To your point, however, I totally agree that interdisciplinary research provides a constant antidote to solipsism: Experimental Animals is extremely personal to me, and yet is an unresolved argument in a hundred voices.
LS: Fanny serves as a kind of unifying force in the book; her voice threads through it from beginning to end. This question of how much or how little to unify a work while at the same time keeping it open and various is a real challenge. One way among many is through choosing a particular palette. Color can function much as a stage set or lighting does in theater. In Island of the Mad the plague doctors’ protective lenses are red, as is the pigment Titian smears with his bare fingertips into his paintings, and at one point a room’s walls gradually turn red. And then, because reality is ingenious and full of fortuitous intersections and surprises, I found that Dostoevsky said, “Faith is a red color.”
In Experimental Animals, although it can appear that Fanny is a unifying force, and she is, what seems to me much more important and central to the book’s overall project is the commitment to collage and the rhythms that are drawn from their precise arrangement. This, to me, is very beautiful, and like many of the documents themselves it’s what stays so vividly in my mind. As we were saying at the beginning, to be open to a set of facts involves finding a way to move within ambiguity, multiplicity, contradiction, rather than reaching for certainty or closure.
Thalia Field is a professor of Literary Arts at Brown University. Experimental Animals is her sixth book. She has published three collections with New Directions: Point and Line (2000), Incarnate: Story Material (2004), and Bird Lovers, Backyard (2010). Her performance novel, Ululu (Clown Shrapnel), was published with Coffee House Press, and she has two collaborations with French author Abigail Lang: A Prank of Georges (Essay Press, 2010) and the forthcoming Leave to Remain. Before writing books, Thalia worked in theaters in Paris, Berlin, and New York.

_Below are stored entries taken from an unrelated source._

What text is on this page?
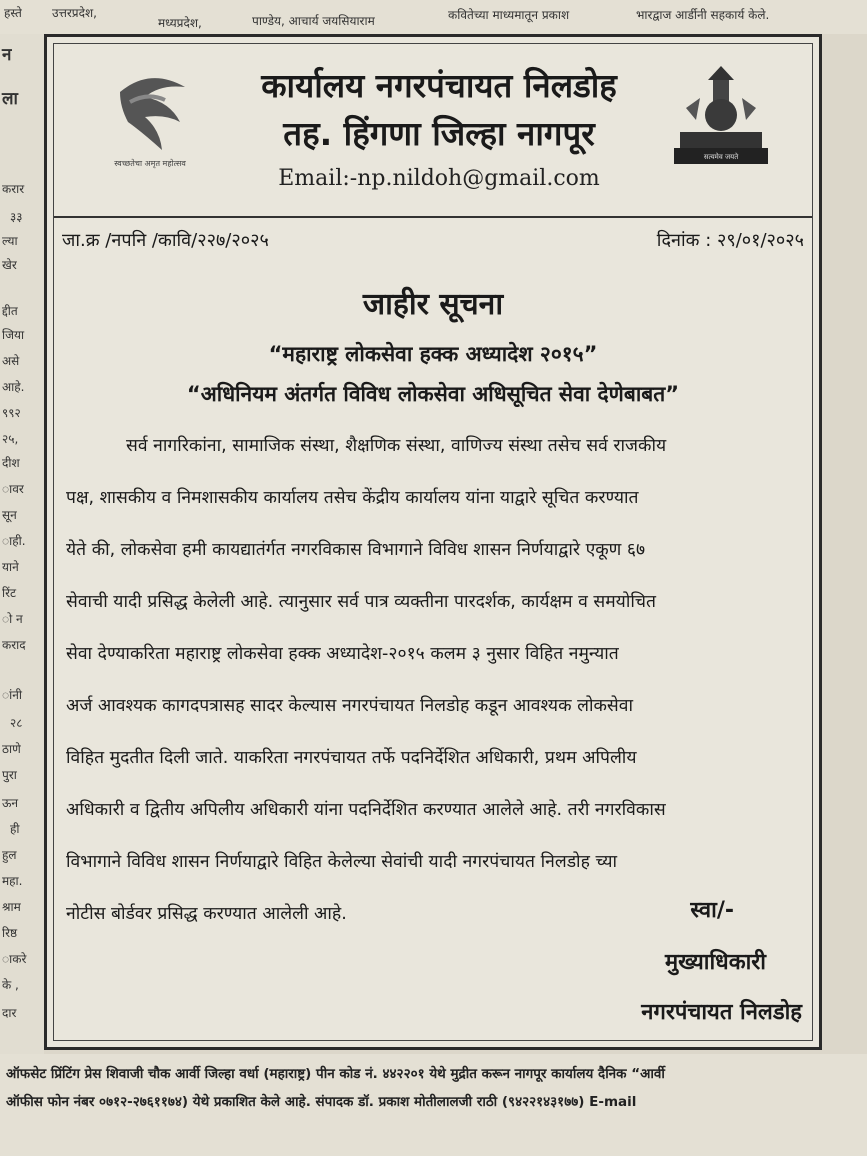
हस्ते	उत्तरप्रदेश,
मध्यप्रदेश,	पाण्डेय, आचार्य जयसियाराम	कवितेच्या माध्यमातून प्रकाश	भारद्वाज आर्डीनी सहकार्य केले.
न
ला
करार
३३
ल्या
खेर
द्दीत
जिया
असे
आहे.
९९२
२५,
दीश
ावर
सून
ाही.
याने
रिंट
ो न
कराद
ांनी
२८
ठाणे
पुरा
ऊन
ही
हुल
महा.
श्राम
रिष्ठ
ाकरे
के ,
दार
स्वच्छतेचा अमृत महोत्सव
कार्यालय नगरपंचायत निलडोह
तह. हिंगणा जिल्हा नागपूर
Email:-np.nildoh@gmail.com
सत्यमेव जयते
जा.क्र /नपनि /कावि/२२७/२०२५	दिनांक : २९/०१/२०२५
जाहीर सूचना
“महाराष्ट्र लोकसेवा हक्क अध्यादेश २०१५”
“अधिनियम अंतर्गत विविध लोकसेवा अधिसूचित सेवा देणेबाबत”
सर्व नागरिकांना, सामाजिक संस्था, शैक्षणिक संस्था, वाणिज्य संस्था तसेच सर्व राजकीय
पक्ष, शासकीय व निमशासकीय कार्यालय तसेच केंद्रीय कार्यालय यांना याद्वारे सूचित करण्यात
येते की, लोकसेवा हमी कायद्यातंर्गत नगरविकास विभागाने विविध शासन निर्णयाद्वारे एकूण ६७
सेवाची यादी प्रसिद्ध केलेली आहे. त्यानुसार सर्व पात्र व्यक्तीना पारदर्शक, कार्यक्षम व समयोचित
सेवा देण्याकरिता महाराष्ट्र लोकसेवा हक्क अध्यादेश-२०१५ कलम ३ नुसार विहित नमुन्यात
अर्ज आवश्यक कागदपत्रासह सादर केल्यास नगरपंचायत निलडोह कडून आवश्यक लोकसेवा
विहित मुदतीत दिली जाते. याकरिता नगरपंचायत तर्फे पदनिर्देशित अधिकारी, प्रथम अपिलीय
अधिकारी व द्वितीय अपिलीय अधिकारी यांना पदनिर्देशित करण्यात आलेले आहे. तरी नगरविकास
विभागाने विविध शासन निर्णयाद्वारे विहित केलेल्या सेवांची यादी नगरपंचायत निलडोह च्या
नोटीस बोर्डवर प्रसिद्ध करण्यात आलेली आहे.	स्वा/-
मुख्याधिकारी
नगरपंचायत निलडोह
ऑफसेट प्रिंटिंग प्रेस शिवाजी चौक आर्वी जिल्हा वर्धा (महाराष्ट्र) पीन कोड नं. ४४२२०१ येथे मुद्रीत करून नागपूर कार्यालय दैनिक “आर्वी
ऑफीस फोन नंबर ०७१२-२७६११७४) येथे प्रकाशित केले आहे. संपादक डॉ. प्रकाश मोतीलालजी राठी (९४२२१४३१७७) E-mail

Laurie Sheck is the author of, most recently, Island of the Mad, and A Monster’s Notes, a re-imagining of Mary Shelley’s Frankenstein, which was selected by Entertainment Weekly as one of the 10 Best Fictions of the Year (2009), and long-listed for the Dublin Impac International Fiction Prize. A Pulitzer Prize finalist in poetry for The Willow Grove, she has been a Guggenheim Fellow, as well as a fellow at the Radcliffe Institute for Advanced Study at Harvard, and at the Cullman Center for Scholars and Writers at the New York Public Library. Her work has appeared in numerous publications including The New Yorker, The New York Times, The Paris Review, and The Nation. She has taught at Princeton, CUNY, and Rutgers, and is currently a member of the MFA faculty at the New School. She lives in New York City.